With a room to herself, and an endless supply of paper, she began to write her memoirs again, from the beginning.
It was late summer, and the nights were getting chilly. Sometimes, to warm herself, she would lie on the floor, (she’d asked them to remove the bed) and will her body to ripple like the surface of a lake. Her body, without sex, became a mystery to her again; and she realized for the first time that physical love had been an exploration of that most intimate, and yet most unknown region of her being: her flesh. She had understood herself best embracing someone else: seen her own substance clearly only when another’s lips were laid on it, adoring and gentle. She thought of Vassi again; and the lake, at the thought of him, was roused as if by a tempest. Her breasts shook into curling mountains, her belly ran with extraordinary tides, currents crossed and recrossed her flickering face, lapping at her mouth and leaving their mark like waves on sand. As she was fluid in his memory, so as she remembered him, she liquefied.
She thought of the few times she had been at peace in her life; and physical love, discharging ambition and vanity, had always preceded those fragile moments. There were other ways presumably; but her experience had been limited. Her mother had always said that women, being more at peace with themselves than men needed fewer distractions from their hurts. But she’d not found it like that at all. She’d found her life full of hurts, but almost empty of ways to salve them.
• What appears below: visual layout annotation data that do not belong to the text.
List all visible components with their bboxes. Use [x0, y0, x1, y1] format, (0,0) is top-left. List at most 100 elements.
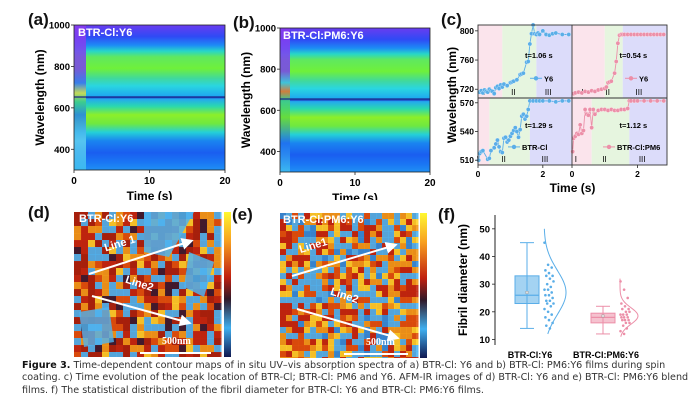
afm-pixel: [207, 247, 215, 255]
afm-pixel: [358, 285, 365, 292]
colorbar: [224, 212, 231, 357]
afm-pixel: [109, 345, 117, 353]
afm-pixel: [328, 225, 335, 232]
afm-pixel: [151, 352, 159, 357]
afm-pixel: [298, 249, 305, 256]
data-point: [543, 288, 546, 291]
afm-pixel: [388, 225, 395, 232]
afm-pixel: [376, 297, 383, 304]
afm-pixel: [207, 254, 215, 262]
afm-pixel: [102, 254, 110, 262]
afm-pixel: [394, 303, 401, 310]
afm-pixel: [400, 339, 407, 346]
afm-pixel: [95, 233, 103, 241]
line2-arrow: [296, 308, 400, 342]
data-point: [549, 285, 553, 289]
afm-pixel: [116, 317, 124, 325]
afm-pixel: [346, 309, 353, 316]
afm-pixel: [193, 317, 201, 325]
afm-pixel: [334, 243, 341, 250]
afm-pixel: [394, 315, 401, 322]
afm-pixel: [394, 285, 401, 292]
afm-pixel: [116, 212, 124, 220]
afm-pixel: [88, 275, 96, 283]
afm-pixel: [376, 261, 383, 268]
afm-pixel: [364, 255, 371, 262]
afm-pixel: [358, 339, 365, 346]
afm-pixel: [358, 255, 365, 262]
afm-pixel: [158, 275, 166, 283]
afm-pixel: [334, 315, 341, 322]
afm-pixel: [364, 345, 371, 352]
afm-pixel: [292, 267, 299, 274]
afm-pixel: [412, 249, 419, 256]
afm-pixel: [304, 297, 311, 304]
afm-pixel: [123, 233, 131, 241]
data-point: [546, 310, 550, 314]
afm-pixel: [352, 339, 359, 346]
afm-pixel: [304, 333, 311, 340]
afm-pixel: [382, 255, 389, 262]
afm-pixel: [137, 352, 145, 357]
data-point: [648, 98, 653, 104]
afm-pixel: [376, 309, 383, 316]
afm-pixel: [364, 309, 371, 316]
legend-marker: [511, 144, 517, 150]
data-point: [540, 98, 546, 104]
data-point: [613, 59, 619, 64]
afm-pixel: [316, 327, 323, 334]
region-label: II: [606, 88, 610, 97]
afm-pixel: [158, 268, 166, 276]
afm-pixel: [74, 338, 82, 346]
afm-pixel: [352, 357, 359, 358]
line2-arrow: [91, 295, 192, 327]
afm-pixel: [388, 219, 395, 226]
afm-pixel: [130, 226, 138, 234]
y-tick-label: 760: [460, 55, 474, 65]
afm-pixel: [109, 324, 117, 332]
afm-pixel: [382, 303, 389, 310]
afm-pixel: [340, 249, 347, 256]
y-tick-label: 600: [54, 103, 70, 114]
afm-pixel: [179, 303, 187, 311]
y-tick-label: 720: [460, 84, 474, 94]
afm-pixel: [179, 345, 187, 353]
afm-pixel: [346, 345, 353, 352]
afm-pixel: [394, 291, 401, 298]
afm-pixel: [316, 321, 323, 328]
afm-pixel: [214, 324, 222, 332]
afm-pixel: [116, 275, 124, 283]
afm-pixel: [394, 237, 401, 244]
afm-pixel: [193, 233, 201, 241]
afm-pixel: [406, 249, 413, 256]
afm-pixel: [382, 357, 389, 358]
data-point: [604, 84, 609, 90]
data-point: [623, 304, 627, 308]
panel-a-label: (a): [28, 10, 49, 29]
data-point: [500, 150, 505, 155]
data-point: [543, 307, 546, 311]
afm-pixel: [358, 213, 365, 220]
afm-pixel: [328, 321, 335, 328]
afm-pixel: [95, 296, 103, 304]
afm-pixel: [370, 303, 377, 310]
afm-pixel: [165, 268, 173, 276]
afm-pixel: [364, 315, 371, 322]
afm-pixel: [316, 219, 323, 226]
afm-pixel: [88, 254, 96, 262]
afm-pixel: [334, 327, 341, 334]
afm-pixel: [130, 268, 138, 276]
afm-pixel: [130, 310, 138, 318]
afm-pixel: [130, 282, 138, 290]
afm-pixel: [412, 219, 419, 226]
afm-pixel: [358, 321, 365, 328]
afm-pixel: [144, 275, 152, 283]
afm-pixel: [310, 231, 317, 238]
afm-pixel: [400, 249, 407, 256]
afm-pixel: [346, 243, 353, 250]
afm-pixel: [412, 279, 419, 286]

She left off writing her memoirs when she reached her ninth year. She despaired of telling her story from that point on, with the first realization of on-coming puberty. She burnt the papers on a bonfire she lit in the middle of her room the day that Pettifer arrived.
My God, she thought, this can’t be power.
Pettifer looked sick; as physically changed as a friend she’d lost to cancer. One month seemingly healthy, the next sucked up from the inside, self-devoured. He looked like a husk of a man: his skin grey and mottled. Only his eyes glittered, and those like the eyes of a mad dog.
He was dressed immaculately, as though for a wedding.
“J.”
“Titus.”
He looked her up and down.
“Are you well?”
“Thank you, yes.”
“They give you everything you ask for?”
“Perfect hosts.”
“You haven”t resisted.”
“Resisted?”
“Being here. Locked up. I was prepared, after Lyndon, for another slaughter of the innocents.”
“Lyndon was not innocent, Titus. These people are. You didn’t tell them.”
“I didn’t deem it necessary. May I close the door?” He was her captor: but he came like an emissary to the camp of a greater power. She liked the way he was with her, cowed but elated. He closed the door, and locked it.
“I love you, J. And I fear you. In fact, I think I love you because I fear you. Is that a sickness?”
“I would have thought so.”
“Yes, so would I.”
“Why did you take such a time to come?”
“I had to put my affairs in order. Otherwise there would have been chaos. When I was gone.”
“You’re leaving?”
He looked into her, the muscles of his face ruffled by anticipation.
“I hope so.”
“Where to?”
Still she didn’t guess what had brought him to the house, his affairs neatened, his wife unknowingly asked forgiveness of as she slept, all channels of escape closed, all contradictions laid to rest.
Still she didn’t guess he’d come to die.
“I’m reduced by you, J. Reduced to nothing. And there is nowhere for me to go. Do you follow?”
“No.”
“I cannot live without you,” he said. The cliché was unpardonable. Could he not have found a better way to say it? She almost laughed, it was so trite.
But he hadn’t finished.
“— and I certainly can’t live with you.” Abruptly, the tone changed. “Because you revolt me, woman, your whole being disgusts me.”
“So?” she asked, softly.
“So. . .” He was tender again and she began to understand. “. . . kill me.”